A counter-example for (D) can be $f(x)=\sin(x)$

Also (C) is not true. My example is

$f(x)= \mathbb{e}^x$ when $x\in (-\infty,0]\,\,\,\,\,$ ; and

$f(x)=2-\frac{1}{x+1}$ when $x\in (0,\infty)$

The function is bounded by $0$ and $2$.

Though I'd like you to give me a simpler example. This was the only thing that came to my mind.

Also i have no clue about $A$ and $B$

Though my intuition says, the correct choice is (B).

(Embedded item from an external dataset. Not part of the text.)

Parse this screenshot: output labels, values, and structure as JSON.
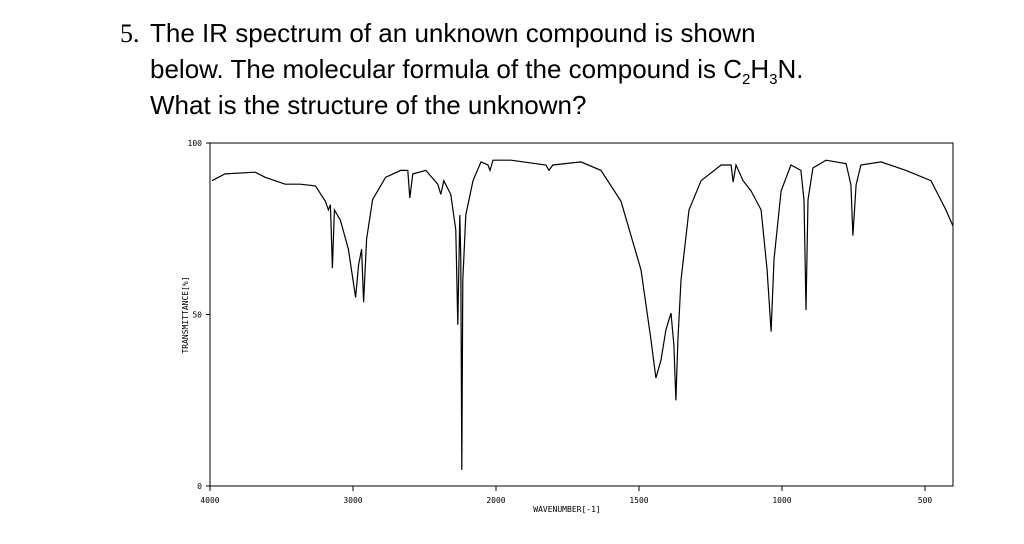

But you are not really allowed to "guess" in mathematics!!

Answer 1

A $f(x)=\sin x^2$

B Let $M$ be a bound for $f$, i.e. $|f(x)|<M$ for all $x$. Then for the continuous function $g(x)=f(x)-x$ we have $g(-M)>0$ and $g(M)<0$, hence by the IVT $g(x)=0$ (i.e. $f(x)=x$) for some $x\in(-M,M)$.

C $f(x)=\frac x{1+|x|}$

D $f(x)=\sin x$

Answer 2

• C. $x\mapsto \arctan x$ is increasing, continuous and bounded.
• B. By contradiction, assume (wlog) $f$ bounded and continuous such that $f(x) < x$ for all $x\in\mathbb{R}$ (indeed, $g\colon x \mapsto f(x)-x$ is continuous and never cancels, so it must be either always positive or always negative). Then $\lim_{x\to-\infty} f(x) = -\infty$, yielding a contradiction.
• A. $x\mapsto \sin x^2$ is not uniformly continuous.